Они пошли к дубу. Свернули вправо. И метров пятнадцать поднимались вверх по белой, словно из кости, расщелине. Минуты через две они оказались на площадке, вокруг которой стеной мрачнел кустарник. Вход в штольню был наполовину засыпан землей, обвалившейся, видимо, очень давно. И на земле на этой тоже вырос кустарник, закрывая остаток входа почти полностью.
Опустившись на колени, Чугунков раздвинул ветки и вполз в штольню. Иноземцев огляделся по сторонам, убедился, что все спокойно, ничего подозрительного нет, и только тогда последовал за Чугунковым. Штольня была сухой и достаточно высокой. Во всяком случае, Иноземцев, который был пониже Чугункова, мог стоять во весь рост, не сгибаясь.
Чугунков сказал:
– Задача наша в данный момент такая: поесть и хорошо отдохнуть. Восстановить силы. Дальше не пойдем. Действовать будем в этом районе. И в основном вечером. Днем светло. Сразу влипнем. Ночью фриц бдителен. Вечер – наше время. Задача ясна? Отвечай. Или ты забыл, что я старший?
– Ясна.
Они открыли банку мясных консервов, выпили водки из алюминиевой фляжки. Постелили плащ-палатки. Легли на них. И накрылись шинелями.
– Слушай, – сказал Иноземцев. – Если душа не умирает, то, может, действительно она из одного облика в другой переходит. Может, вчера тигр был, но прикончили его охотники, и душа в человека народившегося переселилась. Тогда многое понятным становится. Ведь бывает человек не человек, а собака. Или слон. Или женщина – чистая кошка. А может, душа ее до этого в кошке сидела… Как ты думаешь, правильно я рассуждаю?
– Ты не баптист? – спросил Чугунков.
– Я русский, – обиделся Иноземцев. Помолчал немного, потом сказал: – А что?
– Ничего… Замашки у тебя сектантские. Давай спать…
Но Иноземцев еще долго не мог уснуть. И все думал, думал… И жалел, что не имеет высшего образования. Впервые в жизни жалел. Вот, может, пришло ему в голову гениальное открытие, может, угадал он, Иноземцев, самую суть бытия. Да только кто ему поверит, бывшему заведующему базой продовольственных и промышленных товаров.
3
Сон взбодрил их, вернул силы. И, проснувшись, они почувствовали себя крепкими и свежими, способными идти дальше долго и неутомимо.
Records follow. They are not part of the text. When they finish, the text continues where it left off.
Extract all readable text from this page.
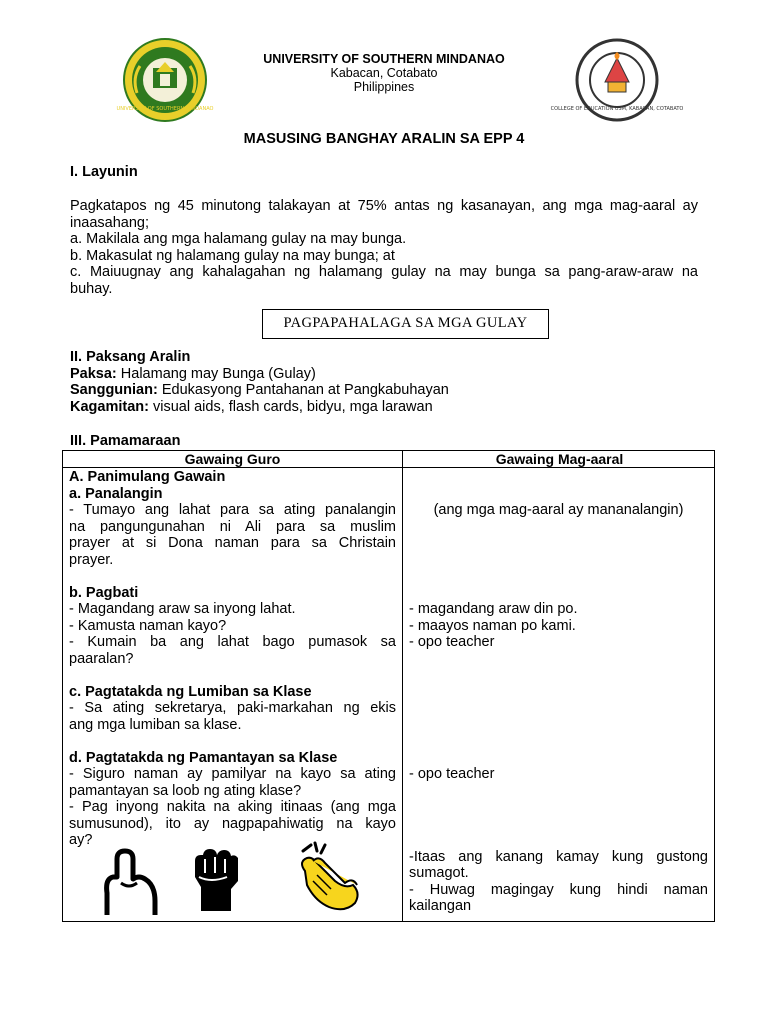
UNIVERSITY OF SOUTHERN MINDANAO
UNIVERSITY OF SOUTHERN MINDANAO
Kabacan, Cotabato
Philippines
COLLEGE OF EDUCATION USM, KABACAN, COTABATO
MASUSING BANGHAY ARALIN SA EPP 4
I. Layunin
Pagkatapos ng 45 minutong talakayan at 75% antas ng kasanayan, ang mga mag-aaral ay
inaasahang;
a. Makilala ang mga halamang gulay na may bunga.
b. Makasulat ng halamang gulay na may bunga; at
c. Maiuugnay ang kahalagahan ng halamang gulay na may bunga sa pang-araw-araw na
buhay.
PAGPAPAHALAGA SA MGA GULAY
II. Paksang Aralin
Paksa: Halamang may Bunga (Gulay)
Sanggunian: Edukasyong Pantahanan at Pangkabuhayan
Kagamitan: visual aids, flash cards, bidyu, mga larawan
III. Pamamaraan
Gawaing Guro	Gawaing Mag-aaral
A. Panimulang Gawain
a. Panalangin
- Tumayo ang lahat para sa ating panalangin
na pangungunahan ni Ali para sa muslim
prayer at si Dona naman para sa Christain
prayer.
b. Pagbati
- Magandang araw sa inyong lahat.
- Kamusta naman kayo?
- Kumain ba ang lahat bago pumasok sa
paaralan?
c. Pagtatakda ng Lumiban sa Klase
- Sa ating sekretarya, paki-markahan ng ekis
ang mga lumiban sa klase.
d. Pagtatakda ng Pamantayan sa Klase
- Siguro naman ay pamilyar na kayo sa ating
pamantayan sa loob ng ating klase?
- Pag inyong nakita na aking itinaas (ang mga
sumusunod), ito ay nagpapahiwatig na kayo
ay?
(ang mga mag-aaral ay mananalangin)
- magandang araw din po.
- maayos naman po kami.
- opo teacher
- opo teacher
-Itaas ang kanang kamay kung gustong
sumagot.
- Huwag magingay kung hindi naman
kailangan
– Маленько выпьем на дорожку, – предложил Чугунков.
Иван согласился. Приложились к фляжке. Потом закурили. Когда погасли самокрутки, Чугунков осторожно раздвинул кусты, посмотрел. Он увидел мокрые безлистные ветки, серое небо. Было десять минут пятого.
– Через час совсем стемнеет, – шепнул он Иноземцеву. – Двинем. Самое время.
Они пошли. И хворост и ветки предательски трещали под сапогами. Чугунков поклялся:
– Вернусь, обязательно сошью чуни из конской кожи. Чуни для такого дела – лучшая что ни на есть обувь. Шагаешь, как кот, и никто не услышит.
– Несолидно, – возразил Иноземцев.
– Что несолидно?
– Разведчику Красной Армии обуваться, как бродяге.
Чугунков выругался, но спорить не стал. Они опять вышли к дубу, на ту старую, заброшенную дорогу. Прильнули к дереву. Оглянулись. Все было спокойно. Тогда Чугунков показал рукой направление. И они пошли по дороге вниз, ступая ближе к склону горы. Тонкие деревья на противоположной стороне дороги, окутанные кустами ежевики, надежно прикрывали разведчиков с запада. Но появись кто-нибудь спереди – и получилась бы отличная ловушка. И оба это понимали. И торопились.